The lj-synthetic-loop row above is a tiny controlled smoke. The production-scale throughput comparison is the synthetic-LJ size ladder (1k/4k/16k/50k) across MLX, OpenMM, and LAMMPS, driven by scripts/run_same_workload_lj_scaling.py and aggregated by same_workload_compare.build_scaling_summary (matched per size by (atom_count, step_count)). Results, method, and caveats: docs/benchmarks/same-workload-lj-scaling-m5max.md.
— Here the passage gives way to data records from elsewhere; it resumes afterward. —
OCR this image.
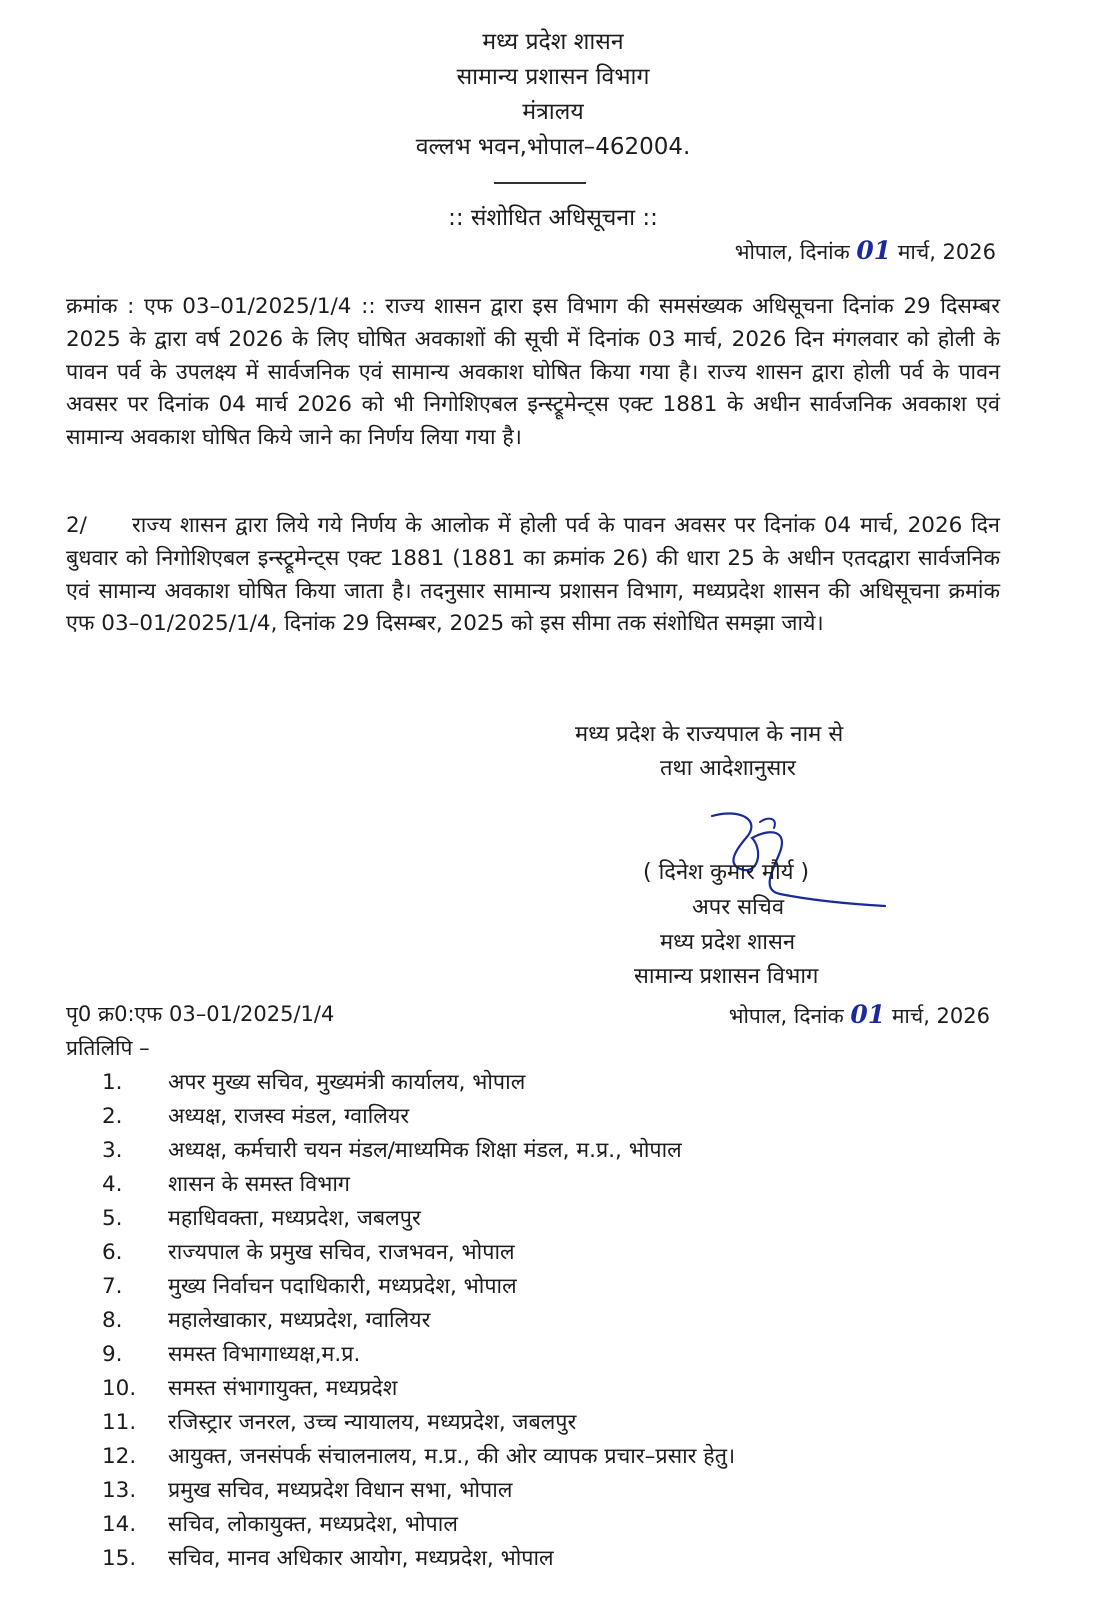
मध्य प्रदेश शासन
सामान्य प्रशासन विभाग
मंत्रालय
वल्लभ भवन,भोपाल–462004.
:: संशोधित अधिसूचना ::
भोपाल, दिनांक 01 मार्च, 2026

क्रमांक : एफ 03–01/2025/1/4 :: राज्य शासन द्वारा इस विभाग की समसंख्यक अधिसूचना दिनांक 29 दिसम्बर 2025 के द्वारा वर्ष 2026 के लिए घोषित अवकाशों की सूची में दिनांक 03 मार्च, 2026 दिन मंगलवार को होली के पावन पर्व के उपलक्ष्य में सार्वजनिक एवं सामान्य अवकाश घोषित किया गया है। राज्य शासन द्वारा होली पर्व के पावन अवसर पर दिनांक 04 मार्च 2026 को भी निगोशिएबल इन्स्ट्रूमेन्ट्स एक्ट 1881 के अधीन सार्वजनिक अवकाश एवं सामान्य अवकाश घोषित किये जाने का निर्णय लिया गया है।

2/ राज्य शासन द्वारा लिये गये निर्णय के आलोक में होली पर्व के पावन अवसर पर दिनांक 04 मार्च, 2026 दिन बुधवार को निगोशिएबल इन्स्ट्रूमेन्ट्स एक्ट 1881 (1881 का क्रमांक 26) की धारा 25 के अधीन एतदद्वारा सार्वजनिक एवं सामान्य अवकाश घोषित किया जाता है। तदनुसार सामान्य प्रशासन विभाग, मध्यप्रदेश शासन की अधिसूचना क्रमांक एफ 03–01/2025/1/4, दिनांक 29 दिसम्बर, 2025 को इस सीमा तक संशोधित समझा जाये।

मध्य प्रदेश के राज्यपाल के नाम से
तथा आदेशानुसार
( दिनेश कुमार मौर्य )
अपर सचिव
मध्य प्रदेश शासन
सामान्य प्रशासन विभाग
पृ0 क्र0:एफ 03–01/2025/1/4	भोपाल, दिनांक 01 मार्च, 2026
प्रतिलिपि –
1. अपर मुख्य सचिव, मुख्यमंत्री कार्यालय, भोपाल
2. अध्यक्ष, राजस्व मंडल, ग्वालियर
3. अध्यक्ष, कर्मचारी चयन मंडल/माध्यमिक शिक्षा मंडल, म.प्र., भोपाल
4. शासन के समस्त विभाग
5. महाधिवक्ता, मध्यप्रदेश, जबलपुर
6. राज्यपाल के प्रमुख सचिव, राजभवन, भोपाल
7. मुख्य निर्वाचन पदाधिकारी, मध्यप्रदेश, भोपाल
8. महालेखाकार, मध्यप्रदेश, ग्वालियर
9. समस्त विभागाध्यक्ष,म.प्र.
10. समस्त संभागायुक्त, मध्यप्रदेश
11. रजिस्ट्रार जनरल, उच्च न्यायालय, मध्यप्रदेश, जबलपुर
12. आयुक्त, जनसंपर्क संचालनालय, म.प्र., की ओर व्यापक प्रचार–प्रसार हेतु।
13. प्रमुख सचिव, मध्यप्रदेश विधान सभा, भोपाल
14. सचिव, लोकायुक्त, मध्यप्रदेश, भोपाल
15. सचिव, मानव अधिकार आयोग, मध्यप्रदेश, भोपाल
Raw JSON under gitignored results/same-workload-lj-scaling/.

Terminal window
uv run python scripts/run_same_workload_lj_scaling.py \
--sizes 1000,4000,16000,50000 --steps 3000,2000,800,300

The final comparison report should answer five questions for each row:

  1. Did both engines run?
  2. Are the workload and metric actually comparable?
  3. What raw output files support the row?
  4. If comparable, what is the measured ratio?
  5. If not comparable, what exact blocker or caveat prevents comparison?

OpenMM DHFR, ApoA1, Cellulose, and STMV reports may be cited as reference context, but they are not direct comparisons until a matching mlx_atomistic row exists.